Problem_SolvingEvery decision involves problem solving. However, our problem-solving ability in management is so limited because our models of problem-solving are devoid of people while actual problem-solving isn’t.


Executive managers can be extremely well educated with many years of experience; they may also be successful managers who have accomplished great things - but frequently their ability to solve a problem is severely limited. That sounds like a paradox, but people cannot define the problem they are trying to solve.

 

Every decision involves problem solving. In some cases we employ professionals who do that job - they’re called project managers and administrators and so on. They are certainly a part of that process, but what happens when you have to anticipate an issue or when you don’t have an established process or routine to deal with it? You have to define the issue before you can pick a routine to address it.


 

 

In principle, it is a simple exercise: define a problem, identify options, pick the best and communicate the finding. Since the Renaissance, science has progressed using this formula. Management consultants advocate a similar approach in their work. Yet, often managerial conversations resemble more expressions of dogma (“I believe…”) or contestants sparring on a TV general knowledge contest (“sales in the northeast in July are double those of the entire west in December”) than informed argument.

 

If you look at engineering or architecture, the ability of people to explain the problem they’re working on and ask questions so they can get feedback is very high without their need to resort to either dogma or trivia.
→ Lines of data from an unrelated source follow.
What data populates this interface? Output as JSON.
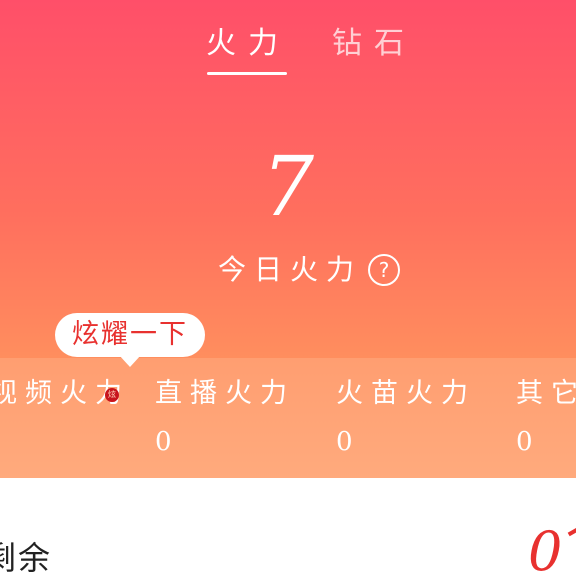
{
  "tabs": {
    "firepower": "火力",
    "diamond": "钻石"
  },
  "summary": {
    "today_value": "7",
    "today_label": "今日火力",
    "help_icon": "question-circle-icon"
  },
  "tooltip": {
    "text": "炫耀一下"
  },
  "stats": [
    {
      "label": "视频火力",
      "value": "",
      "badge": "炫"
    },
    {
      "label": "直播火力",
      "value": "0"
    },
    {
      "label": "火苗火力",
      "value": "0"
    },
    {
      "label": "其它",
      "value": "0"
    }
  ],
  "remaining": {
    "label": "剩余",
    "value": "0"
  },
  "colors": {
    "gradient_top": "#ff4f69",
    "gradient_bottom": "#ffa070",
    "accent_red": "#e8312f"
  }
}
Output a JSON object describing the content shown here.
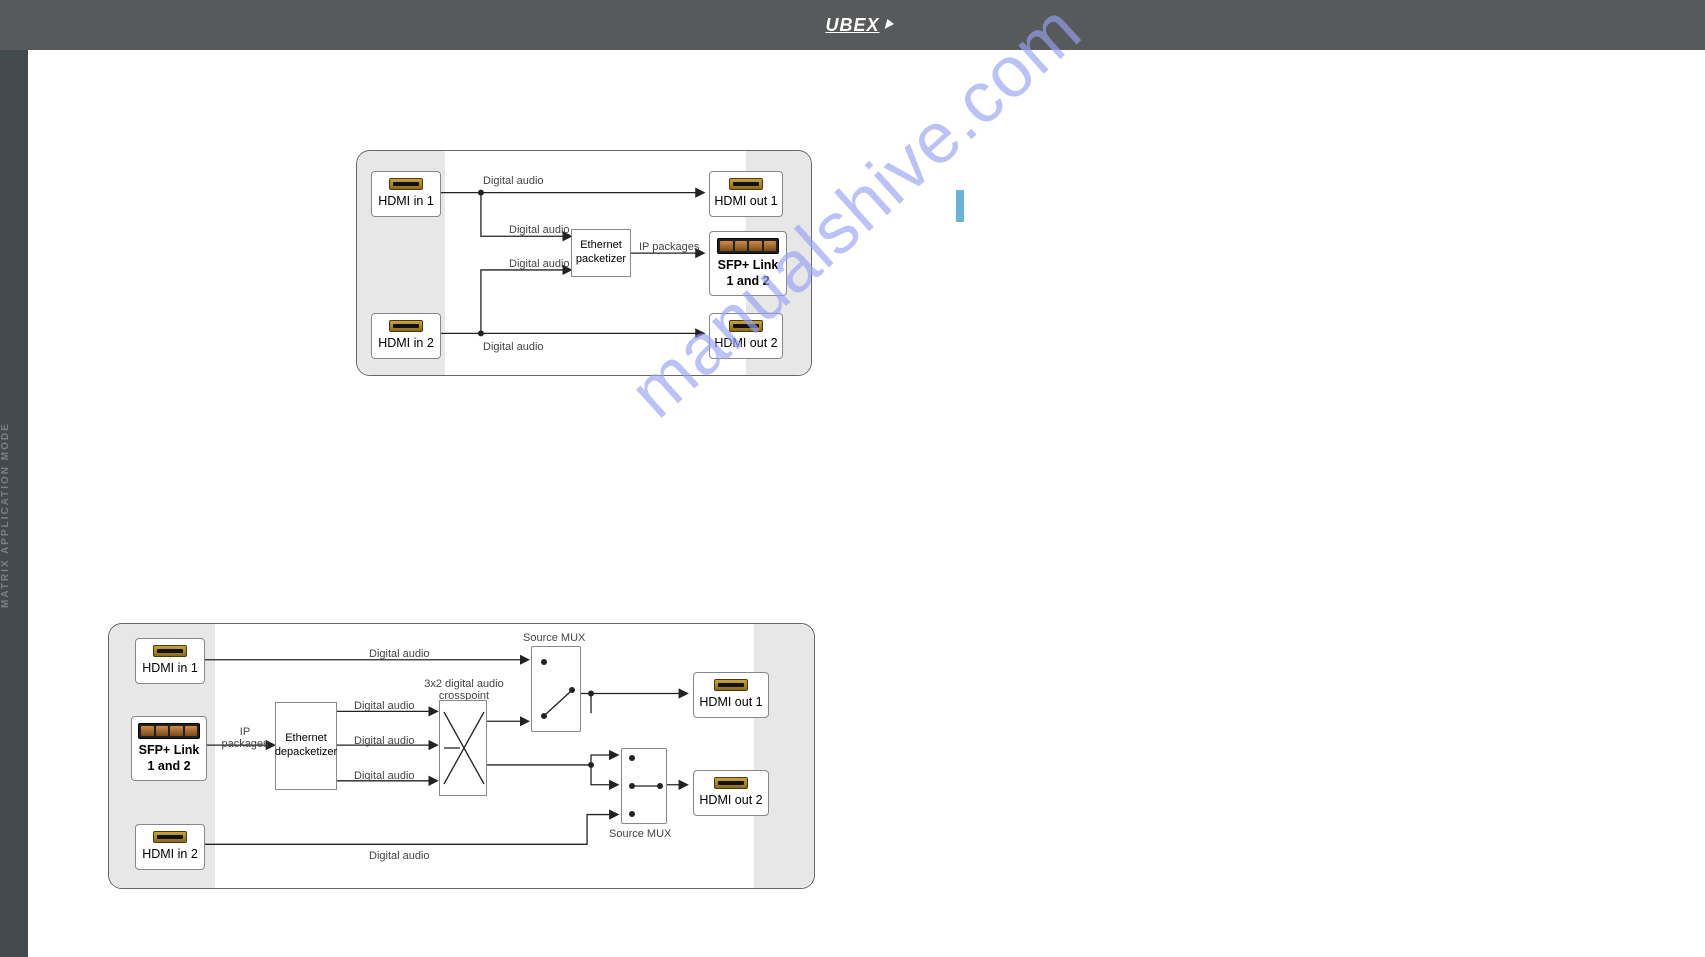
{
  "header": {
    "brand": "UBEX"
  },
  "sideTab": "MATRIX APPLICATION MODE",
  "watermark": "manualshive.com",
  "labels": {
    "digitalAudio": "Digital audio",
    "ipPackages": "IP packages"
  },
  "dia1": {
    "in1": "HDMI in 1",
    "in2": "HDMI in 2",
    "out1": "HDMI out 1",
    "out2": "HDMI out 2",
    "sfpTitle": "SFP+ Link",
    "sfpSub": "1 and 2",
    "packetizer": "Ethernet packetizer"
  },
  "dia2": {
    "in1": "HDMI in 1",
    "in2": "HDMI in 2",
    "out1": "HDMI out 1",
    "out2": "HDMI out 2",
    "sfpTitle": "SFP+ Link",
    "sfpSub": "1 and 2",
    "depacketizer": "Ethernet depacketizer",
    "crosspointLabel": "3x2 digital audio crosspoint",
    "sourceMux": "Source MUX"
  }
}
They are helped by reference to blueprints which are a highly codified way of communicating. Our equivalent in management is jargon. Like blueprints, jargon was invented to make our exchanges efficient (we all know what is meant by a ‘functional organization’). But the analogy to the blueprint ends when jargon becomes meaningless. It is also a sure way of eradicating any arguments left standing from the onslaught of dogma or trivia.

 

Also Law is often used to illustrate informed argument. Medicine is another good example. Every time doctors deal with a case, they have to define it. Before you do anything for a patient you have to define what you think the problem is and then coordinate a large array of resources to address that. You form hypotheses all the time, you take feedback, you reassess your hypotheses as you go along, you use different resources as a result and so on.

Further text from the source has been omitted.